The comparison stems from the fact that President Barack Obama’s foreign policy, particular his authorization of “predator and reaper drones,” has resulted in countless, untold civilian deaths in Libya, Afghanistan, Pakistan, Somalia, Yemen and Iraq, whose navy has recently purchased US drones to protect their oil.

John Brennan, assistant to the President Obama for homeland security and counterterrorism, dismissed the veracity of the civilian death claims:

“Strikes against individuals are subject to high levels of scrutiny and ordered when there is a high degree of confidence that civilians will not be injured or killed, “except in the rarest of circumstances, said Brennan on April 30. “Targeted strikes conform to the principle of distinction—the idea that only military objectives may be intentionally targeted and that civilians are protected from being intentionally targeted.
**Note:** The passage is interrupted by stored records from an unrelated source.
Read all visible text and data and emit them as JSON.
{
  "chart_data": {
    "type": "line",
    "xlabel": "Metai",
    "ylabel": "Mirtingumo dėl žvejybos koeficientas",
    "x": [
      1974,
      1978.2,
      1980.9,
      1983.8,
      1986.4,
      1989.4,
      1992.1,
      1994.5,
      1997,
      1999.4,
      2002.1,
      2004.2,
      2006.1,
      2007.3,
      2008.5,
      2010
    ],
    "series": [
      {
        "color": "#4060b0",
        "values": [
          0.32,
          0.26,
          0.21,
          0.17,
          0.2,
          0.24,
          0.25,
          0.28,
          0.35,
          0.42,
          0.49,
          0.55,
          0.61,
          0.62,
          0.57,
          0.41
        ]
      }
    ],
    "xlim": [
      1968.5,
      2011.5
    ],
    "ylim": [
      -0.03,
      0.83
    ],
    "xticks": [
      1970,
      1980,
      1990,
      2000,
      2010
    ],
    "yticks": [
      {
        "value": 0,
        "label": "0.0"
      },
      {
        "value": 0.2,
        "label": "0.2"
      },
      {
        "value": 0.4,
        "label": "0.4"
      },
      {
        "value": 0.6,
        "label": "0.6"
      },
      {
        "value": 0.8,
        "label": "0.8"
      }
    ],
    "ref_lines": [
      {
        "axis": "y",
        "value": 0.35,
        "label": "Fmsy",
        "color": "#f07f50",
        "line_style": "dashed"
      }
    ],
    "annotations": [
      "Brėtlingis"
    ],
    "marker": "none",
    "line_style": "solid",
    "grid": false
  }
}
With the unprecedented ability of remotely piloted aircraft to precisely target a military objective while minimizing collateral damage, one could argue that never before has there been a weapon that allows us to distinguish more effectively between an al-Qaeda terrorist and innocent civilians.

“Fortunately, for more than a year, due to our discretion and precision, the U.S. government has not found credible evidence of collateral deaths resulting from U.S. counterterrorism operations outside of Afghanistan or Iraq.”